Digital image processing allows the use of much more complex algorithms, and hence, can offer both more sophisticated performance at simple tasks, and the implementation of methods which would be impossible by analog means.
In particular, digital image processing is the only practical technology for: Classification, Feature extraction, Multi-scale signal analysis, Pattern recognition, Projection
Some techniques which are used in digital image processing include: Anisotropic diffusion, Hidden Markov models, Image editing, Image restoration, Independent component analysis, Linear filtering, Neural networks, Partial differential equations, Pixelation, Principal components analysis, Self-organizing maps and Wavelets
Computer vision deals with how computers can be made for gaining high-level understanding from digital images or videos. Computer vision tasks include methods for acquiring, processing, analyzing and understanding digital images, and extraction of high-dimensional data from the real world in order to produce numerical or symbolic information, e.g., in the forms of decisions. Understanding in this context means the transformation of visual images (the input of the retina) into descriptions of the world that can interface with other thought processes and elicit appropriate action. This image understanding can be seen as the disentangling of symbolic information from image data using models constructed with the aid of geometry, physics, statistics, and learning theory.
Sub-domains of computer vision include scene reconstruction, event detection, video tracking, object recognition, 3D pose estimation, learning, indexing, motion estimation, and image restoration.
Evolved from the study of pattern recognition and computational learning theory in artificial intelligence, machine learning explores the study and construction of algorithms that can learn from and make predictions on data – such algorithms overcome following strictly static program instructions by making data-driven predictions or decisions, through building a model from sample inputs.
Machine Learning Algorithms include Naïve Bayes Classifier, K Means Clustering, Support Vector Machine Algorithm, Apriori Algorithm, Linear Regression, Logistic Regression, Artificial Neural Networks, Random Forests Decision Trees and Nearest Neighbours.

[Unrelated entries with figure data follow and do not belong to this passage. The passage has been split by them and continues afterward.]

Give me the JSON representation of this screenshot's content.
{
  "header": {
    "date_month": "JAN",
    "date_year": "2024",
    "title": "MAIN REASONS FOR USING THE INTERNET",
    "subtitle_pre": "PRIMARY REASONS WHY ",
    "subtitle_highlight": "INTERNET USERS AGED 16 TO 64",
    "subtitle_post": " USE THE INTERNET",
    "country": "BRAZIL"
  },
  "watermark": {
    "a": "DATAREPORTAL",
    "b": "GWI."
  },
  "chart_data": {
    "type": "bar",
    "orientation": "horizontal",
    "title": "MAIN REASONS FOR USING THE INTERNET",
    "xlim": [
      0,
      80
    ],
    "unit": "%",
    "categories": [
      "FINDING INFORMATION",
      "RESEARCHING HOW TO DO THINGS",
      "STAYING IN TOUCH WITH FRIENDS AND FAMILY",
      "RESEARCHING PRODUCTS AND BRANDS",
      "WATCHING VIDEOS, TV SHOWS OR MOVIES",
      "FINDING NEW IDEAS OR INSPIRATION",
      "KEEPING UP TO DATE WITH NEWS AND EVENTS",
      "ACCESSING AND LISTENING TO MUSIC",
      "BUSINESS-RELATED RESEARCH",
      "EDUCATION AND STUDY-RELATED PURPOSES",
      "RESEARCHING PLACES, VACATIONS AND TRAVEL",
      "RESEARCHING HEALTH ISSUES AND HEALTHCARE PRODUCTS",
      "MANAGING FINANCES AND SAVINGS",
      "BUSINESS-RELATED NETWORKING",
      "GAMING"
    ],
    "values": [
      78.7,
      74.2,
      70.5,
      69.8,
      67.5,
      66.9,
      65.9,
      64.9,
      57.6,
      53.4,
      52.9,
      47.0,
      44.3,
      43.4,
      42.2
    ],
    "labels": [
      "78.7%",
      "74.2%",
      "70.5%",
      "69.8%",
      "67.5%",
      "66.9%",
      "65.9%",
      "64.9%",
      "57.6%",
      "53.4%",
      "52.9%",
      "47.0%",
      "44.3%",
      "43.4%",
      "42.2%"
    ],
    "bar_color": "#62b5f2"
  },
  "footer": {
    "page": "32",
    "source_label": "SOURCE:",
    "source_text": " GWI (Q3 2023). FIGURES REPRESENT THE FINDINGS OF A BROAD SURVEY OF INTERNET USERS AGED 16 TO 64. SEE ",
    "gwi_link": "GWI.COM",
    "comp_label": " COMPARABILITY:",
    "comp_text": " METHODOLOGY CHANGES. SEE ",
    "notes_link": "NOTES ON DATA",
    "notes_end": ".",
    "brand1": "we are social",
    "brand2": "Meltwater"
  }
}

Natural Language Processing
Natural language processing (NLP) is a field of computer science, artificial intelligence and computational linguistics concerned with the interactions between computers and human (natural) languages, and, in particular, concerned with programming computers to fruitfully process large natural language corpora. Challenges in natural language processing frequently involve speech recognition, natural language understanding, natural language generation, connecting language and machine perception, dialog systems, or some combination thereof.

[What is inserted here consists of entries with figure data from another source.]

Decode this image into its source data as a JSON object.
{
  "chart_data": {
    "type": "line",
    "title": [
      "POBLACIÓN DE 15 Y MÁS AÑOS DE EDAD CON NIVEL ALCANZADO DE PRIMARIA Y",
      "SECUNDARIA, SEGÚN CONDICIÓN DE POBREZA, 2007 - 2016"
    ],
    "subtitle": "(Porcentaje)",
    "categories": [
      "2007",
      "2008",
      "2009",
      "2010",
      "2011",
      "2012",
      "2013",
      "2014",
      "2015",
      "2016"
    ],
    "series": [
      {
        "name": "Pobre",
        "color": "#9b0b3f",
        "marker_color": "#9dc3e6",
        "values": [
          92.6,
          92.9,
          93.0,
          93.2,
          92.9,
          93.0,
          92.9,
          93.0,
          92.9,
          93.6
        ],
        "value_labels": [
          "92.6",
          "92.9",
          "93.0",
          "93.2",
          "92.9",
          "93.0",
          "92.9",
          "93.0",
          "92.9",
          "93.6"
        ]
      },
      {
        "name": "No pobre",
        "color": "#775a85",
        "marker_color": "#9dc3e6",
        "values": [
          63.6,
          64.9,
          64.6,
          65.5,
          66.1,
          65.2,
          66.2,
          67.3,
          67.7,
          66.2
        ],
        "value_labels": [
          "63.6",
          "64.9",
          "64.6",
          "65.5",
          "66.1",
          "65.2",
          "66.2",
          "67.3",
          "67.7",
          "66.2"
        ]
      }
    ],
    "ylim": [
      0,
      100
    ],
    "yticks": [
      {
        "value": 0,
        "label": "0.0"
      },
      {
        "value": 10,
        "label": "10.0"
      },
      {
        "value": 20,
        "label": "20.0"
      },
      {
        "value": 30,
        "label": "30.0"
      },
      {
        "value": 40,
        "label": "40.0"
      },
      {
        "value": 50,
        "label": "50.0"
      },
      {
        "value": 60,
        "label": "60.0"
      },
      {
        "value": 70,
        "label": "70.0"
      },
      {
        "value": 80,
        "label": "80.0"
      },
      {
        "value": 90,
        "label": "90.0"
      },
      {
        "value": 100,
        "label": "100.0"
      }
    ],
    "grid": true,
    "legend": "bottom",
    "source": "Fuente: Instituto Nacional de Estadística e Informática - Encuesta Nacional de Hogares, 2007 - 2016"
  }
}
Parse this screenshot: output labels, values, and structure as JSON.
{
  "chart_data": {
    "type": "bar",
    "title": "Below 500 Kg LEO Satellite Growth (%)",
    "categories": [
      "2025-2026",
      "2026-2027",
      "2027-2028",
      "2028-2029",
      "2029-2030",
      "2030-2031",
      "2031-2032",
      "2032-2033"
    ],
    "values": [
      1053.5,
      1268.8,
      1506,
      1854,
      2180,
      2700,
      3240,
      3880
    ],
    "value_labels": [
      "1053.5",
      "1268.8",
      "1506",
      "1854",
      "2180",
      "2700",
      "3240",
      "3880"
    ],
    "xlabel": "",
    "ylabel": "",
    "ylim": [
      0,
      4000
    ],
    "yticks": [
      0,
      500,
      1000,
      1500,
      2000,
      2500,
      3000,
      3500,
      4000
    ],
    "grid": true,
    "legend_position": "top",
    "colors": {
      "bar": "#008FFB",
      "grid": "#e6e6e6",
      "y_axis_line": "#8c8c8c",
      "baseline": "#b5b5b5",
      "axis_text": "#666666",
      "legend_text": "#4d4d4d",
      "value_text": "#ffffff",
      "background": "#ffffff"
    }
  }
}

NLP techniques include Tokenization, Acronym normalization and tagging, Lemmatization/Stemming, Decompounding, Entity extraction, Regex extraction, Dictionary extraction, Complex pattern-based extraction, Statistical extraction, Phrase extraction, Part of speech tagging, Statistical phrase extraction, etc.

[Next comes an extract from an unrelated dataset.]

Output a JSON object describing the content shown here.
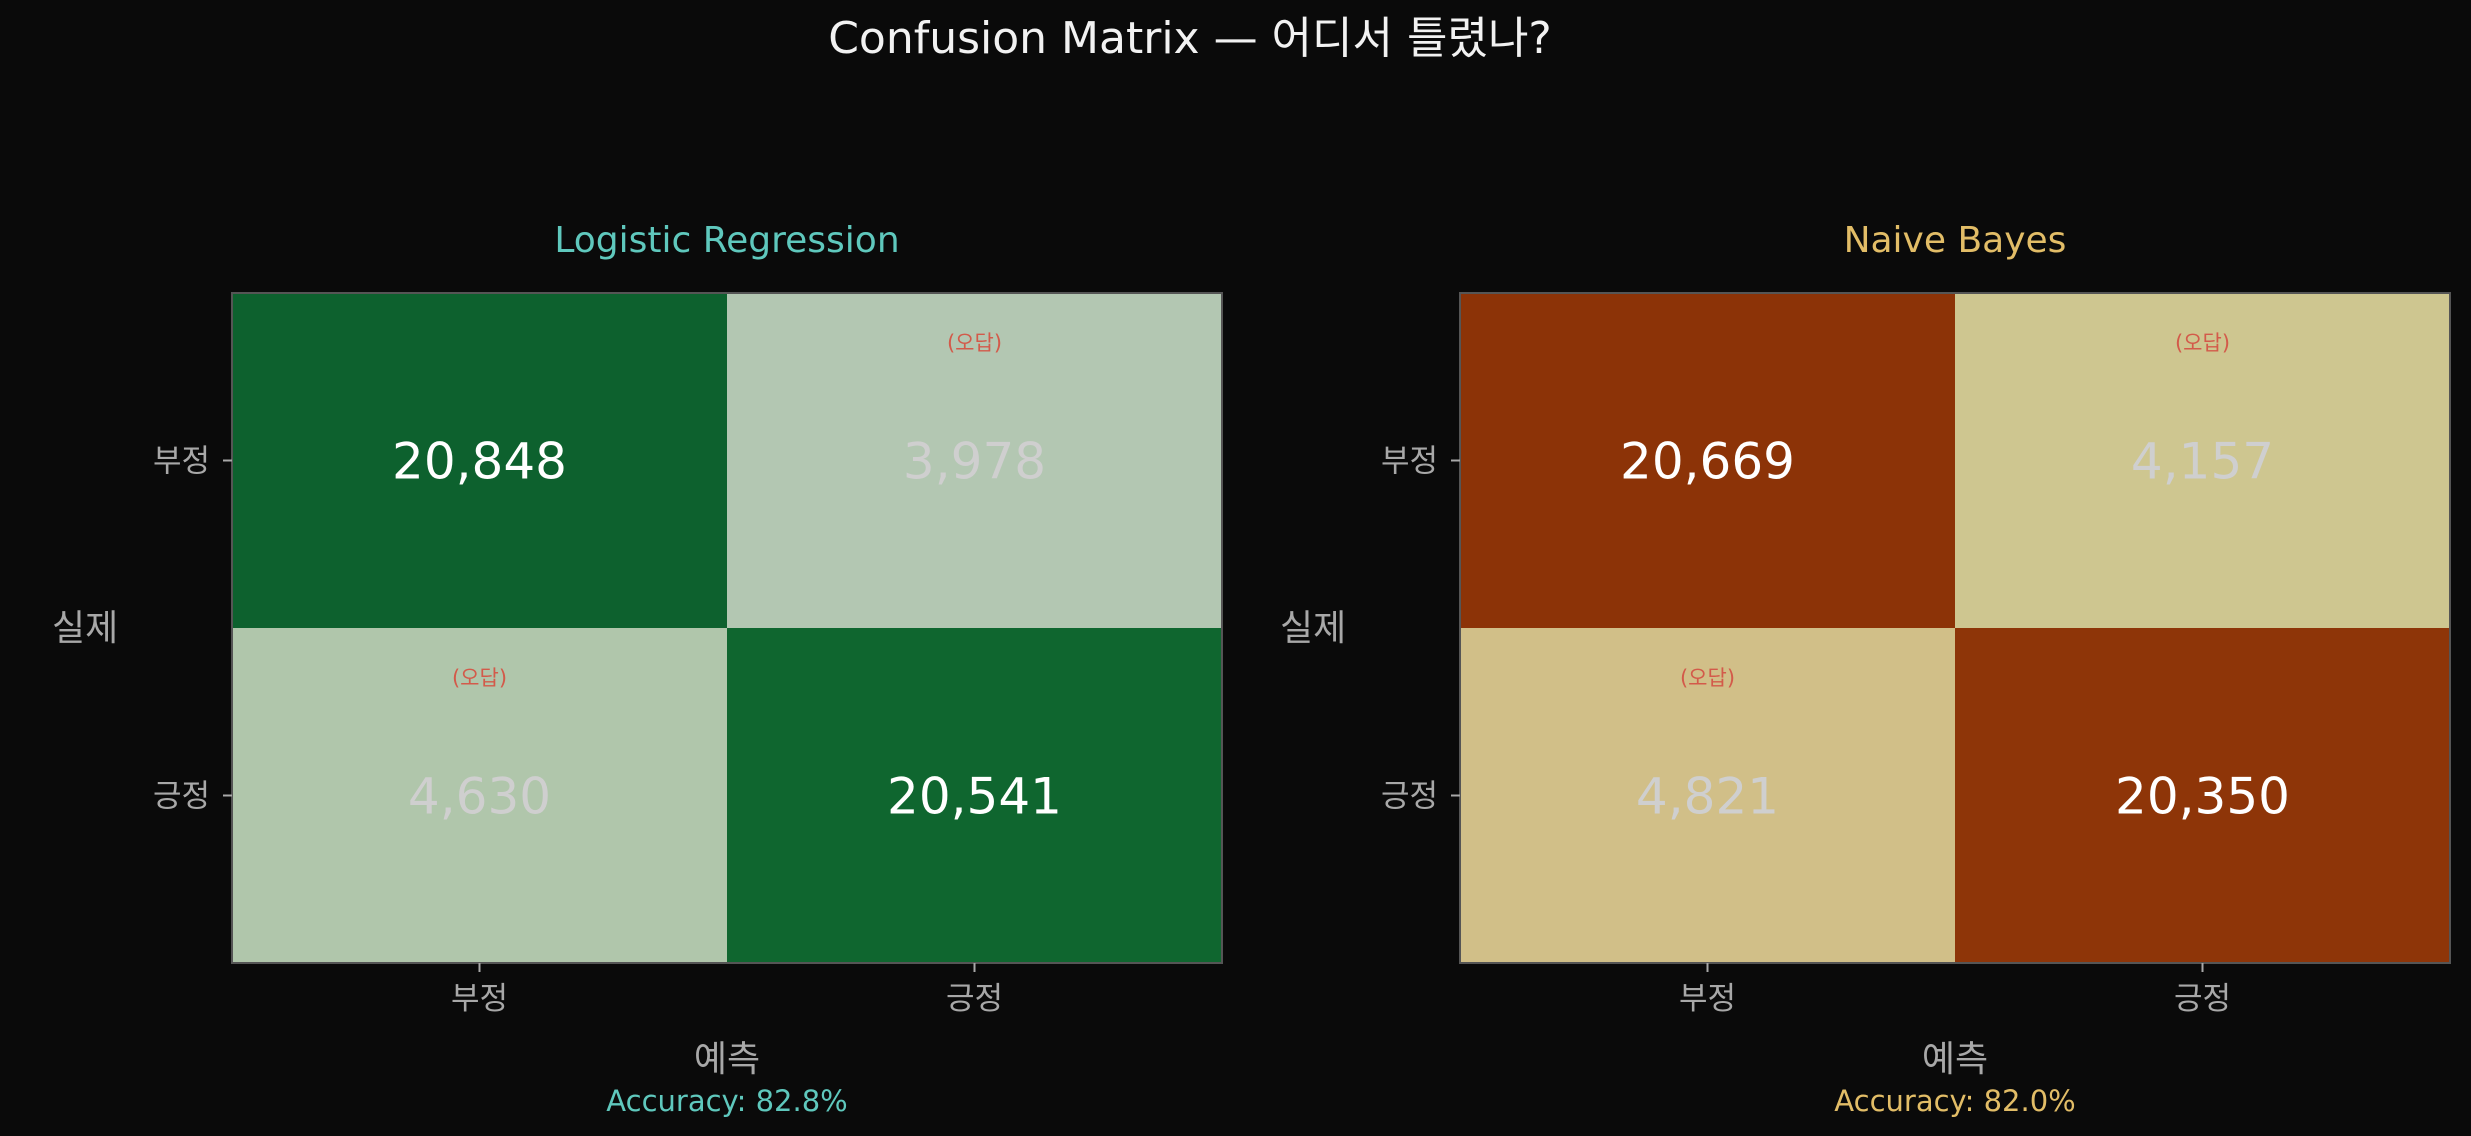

Data science is a “concept to unify statistics, data analysis and their related methods” in order to “understand and analyze actual phenomena” with data. It employs techniques and theories drawn from many fields within the broad areas of mathematics, statistics, information science, and computer science, in particular from the subdomains of machine learning, classification, cluster analysis, data mining, databases, and visualization.